The cyclists—foremost among them the veteran Italian riders—decided something had to be done. "No one felt like racing," said Andrea Peron, Casartelli's roommate. Word went around the peloton at Tarbes the next morning: There would be no race. The patron, Induráin, had been consulted and "gave his nod," according to one rider.

After observing a minute of silence and then wiping their eyes—for beneath their garish, aerodynamic shades, many of these tough men wept—the cyclists set off on a stage that was not so much a race as a hearseless cortege.

Ten kilometers from the finish the remaining riders of the Motorola team—Armstrong, Peron, Frankie Andreu, Steve Bauer, Alvaro Mejía and Stephen Swart—went to the front. With the finish line in sight and the pack a respectful 200 meters back, the Motorolans formed a kind of flying wing and rolled across the finish together. Crossing a few feet ahead of the others, by design, was Peron.

A lesson in dignity proclaimed the French newspaper L'Equipe the next day, and so it had been. "This sport is so dog-eat-dog," said Armstrong, Motorola's team leader. "For 130 guys to come together like that showed the class of the peloton."

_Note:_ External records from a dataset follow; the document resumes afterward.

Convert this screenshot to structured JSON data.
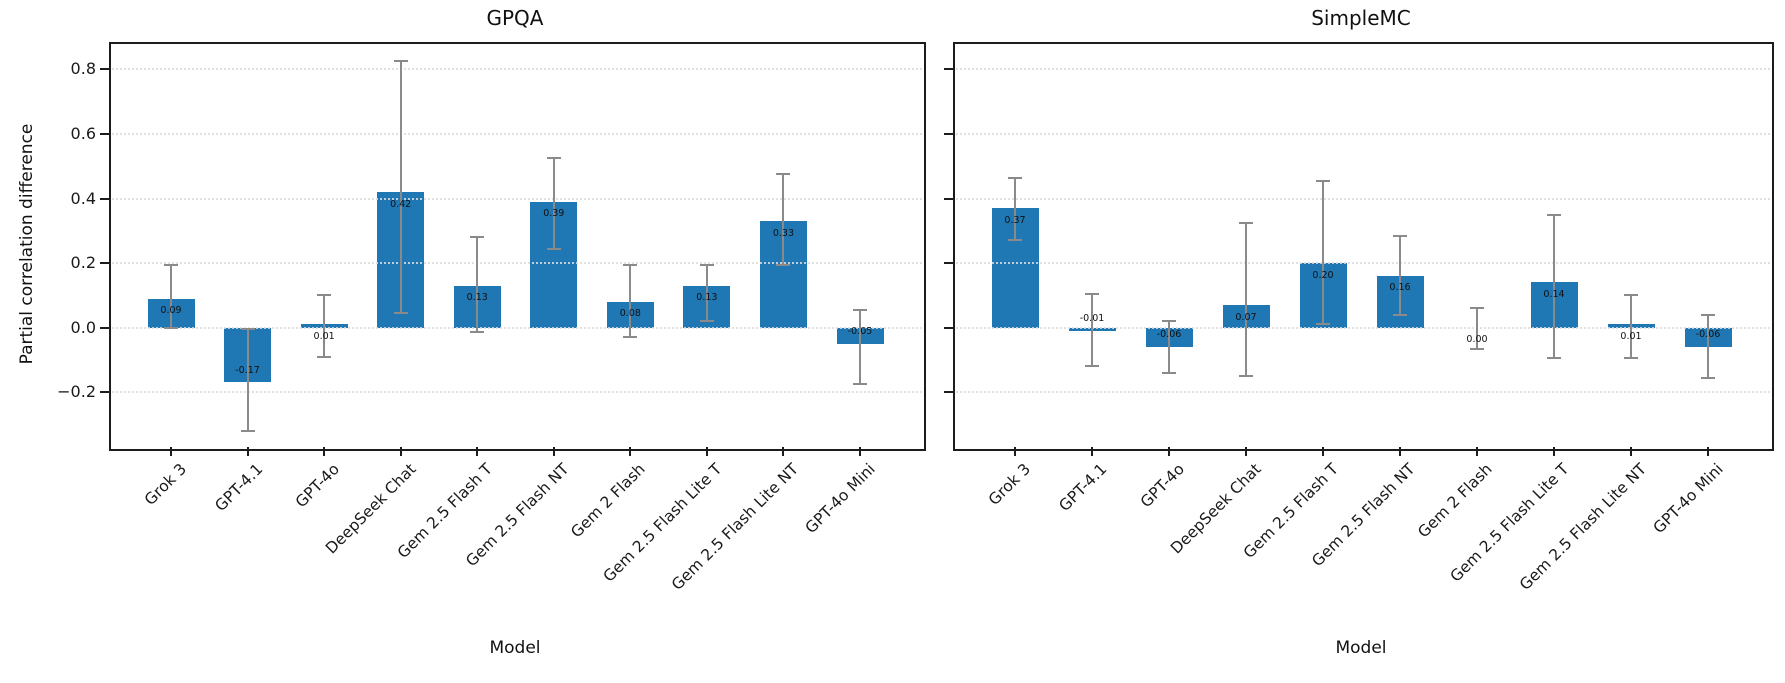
{
  "figure": {
    "background": "#ffffff"
  },
  "shared": {
    "ylabel": "Partial correlation difference",
    "xlabel": "Model",
    "categories": [
      "Grok 3",
      "GPT-4.1",
      "GPT-4o",
      "DeepSeek Chat",
      "Gem 2.5 Flash T",
      "Gem 2.5 Flash NT",
      "Gem 2 Flash",
      "Gem 2.5 Flash Lite T",
      "Gem 2.5 Flash Lite NT",
      "GPT-4o Mini"
    ],
    "yticks": [
      {
        "value": 0.8,
        "label": "0.8"
      },
      {
        "value": 0.6,
        "label": "0.6"
      },
      {
        "value": 0.4,
        "label": "0.4"
      },
      {
        "value": 0.2,
        "label": "0.2"
      },
      {
        "value": 0.0,
        "label": "0.0"
      },
      {
        "value": -0.2,
        "label": "−0.2"
      }
    ],
    "colors": {
      "bar": "#1f77b4",
      "error_bar": "#8a8a8a",
      "grid": "#dcdcdc",
      "spine": "#1c1c1c",
      "text": "#111111"
    }
  },
  "chart_data": [
    {
      "type": "bar",
      "title": "GPQA",
      "xlabel": "Model",
      "ylabel": "Partial correlation difference",
      "grid": "horizontal-dotted",
      "legend": null,
      "ylim": [
        -0.37,
        0.885
      ],
      "show_ytick_labels": true,
      "categories": [
        "Grok 3",
        "GPT-4.1",
        "GPT-4o",
        "DeepSeek Chat",
        "Gem 2.5 Flash T",
        "Gem 2.5 Flash NT",
        "Gem 2 Flash",
        "Gem 2.5 Flash Lite T",
        "Gem 2.5 Flash Lite NT",
        "GPT-4o Mini"
      ],
      "values": [
        0.09,
        -0.17,
        0.01,
        0.42,
        0.13,
        0.39,
        0.08,
        0.13,
        0.33,
        -0.05
      ],
      "bar_labels": [
        "0.09",
        "-0.17",
        "0.01",
        "0.42",
        "0.13",
        "0.39",
        "0.08",
        "0.13",
        "0.33",
        "-0.05"
      ],
      "error_low": [
        0.0,
        -0.32,
        -0.09,
        0.045,
        -0.015,
        0.245,
        -0.03,
        0.02,
        0.195,
        -0.175
      ],
      "error_high": [
        0.195,
        -0.005,
        0.1,
        0.825,
        0.28,
        0.525,
        0.195,
        0.195,
        0.475,
        0.055
      ]
    },
    {
      "type": "bar",
      "title": "SimpleMC",
      "xlabel": "Model",
      "ylabel": "Partial correlation difference",
      "grid": "horizontal-dotted",
      "legend": null,
      "ylim": [
        -0.37,
        0.885
      ],
      "show_ytick_labels": false,
      "categories": [
        "Grok 3",
        "GPT-4.1",
        "GPT-4o",
        "DeepSeek Chat",
        "Gem 2.5 Flash T",
        "Gem 2.5 Flash NT",
        "Gem 2 Flash",
        "Gem 2.5 Flash Lite T",
        "Gem 2.5 Flash Lite NT",
        "GPT-4o Mini"
      ],
      "values": [
        0.37,
        -0.01,
        -0.06,
        0.07,
        0.2,
        0.16,
        0.0,
        0.14,
        0.01,
        -0.06
      ],
      "bar_labels": [
        "0.37",
        "-0.01",
        "-0.06",
        "0.07",
        "0.20",
        "0.16",
        "0.00",
        "0.14",
        "0.01",
        "-0.06"
      ],
      "error_low": [
        0.27,
        -0.12,
        -0.14,
        -0.15,
        0.01,
        0.04,
        -0.065,
        -0.095,
        -0.095,
        -0.155
      ],
      "error_high": [
        0.465,
        0.105,
        0.02,
        0.325,
        0.455,
        0.285,
        0.06,
        0.35,
        0.1,
        0.04
      ]
    }
  ]
}
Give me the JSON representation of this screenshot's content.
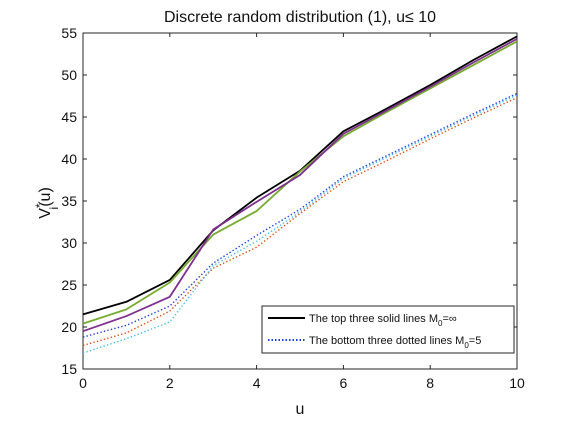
{
  "chart_data": {
    "type": "line",
    "title": "Discrete random distribution (1), u≤ 10",
    "xlabel": "u",
    "ylabel": "V*i(u)",
    "xlim": [
      0,
      10
    ],
    "ylim": [
      15,
      55
    ],
    "xticks": [
      0,
      2,
      4,
      6,
      8,
      10
    ],
    "yticks": [
      15,
      20,
      25,
      30,
      35,
      40,
      45,
      50,
      55
    ],
    "grid": false,
    "legend_position": "bottom-right",
    "legend": [
      {
        "label": "The top three solid lines M0=∞",
        "color": "#000000",
        "style": "solid"
      },
      {
        "label": "The bottom three dotted lines M0=5",
        "color": "#1f3fe0",
        "style": "dotted"
      }
    ],
    "x": [
      0,
      1,
      2,
      3,
      4,
      5,
      6,
      7,
      8,
      9,
      10
    ],
    "series": [
      {
        "color": "#000000",
        "style": "solid",
        "values": [
          21.5,
          23.0,
          25.6,
          31.5,
          35.4,
          38.6,
          43.3,
          46.0,
          48.8,
          51.8,
          54.6
        ]
      },
      {
        "color": "#77ac30",
        "style": "solid",
        "values": [
          20.4,
          22.1,
          25.3,
          31.0,
          33.8,
          38.5,
          42.7,
          45.6,
          48.4,
          51.2,
          54.0
        ]
      },
      {
        "color": "#7e2f8e",
        "style": "solid",
        "values": [
          19.5,
          21.3,
          23.6,
          31.6,
          34.9,
          38.1,
          43.0,
          45.8,
          48.6,
          51.5,
          54.3
        ]
      },
      {
        "color": "#1f3fe0",
        "style": "dotted",
        "values": [
          18.8,
          20.2,
          22.5,
          27.6,
          30.9,
          34.0,
          37.9,
          40.4,
          42.9,
          45.4,
          47.8
        ]
      },
      {
        "color": "#d95319",
        "style": "dotted",
        "values": [
          17.8,
          19.3,
          21.9,
          27.0,
          29.5,
          33.5,
          37.3,
          39.8,
          42.4,
          44.9,
          47.3
        ]
      },
      {
        "color": "#4dbeee",
        "style": "dotted",
        "values": [
          16.9,
          18.6,
          20.6,
          27.3,
          30.2,
          33.7,
          37.7,
          40.2,
          42.7,
          45.2,
          47.6
        ]
      }
    ]
  }
}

Class, yes; common sense, no. Even as they rode in honor of Casartelli, their unhelmeted heads invited a similar tragedy. The riders complain about how hot it gets under the helmets. Fair enough. But if the cyclists were completely candid, they would have admitted that vanity was an equally powerful reason why few of them wear protective headgear on a regular basis. They liked the way their hair streamed behind them when they rode. Armstrong did don a helmet the day after Casartelli's death, but two stages later the headgear was back collecting dust in the Motorola car.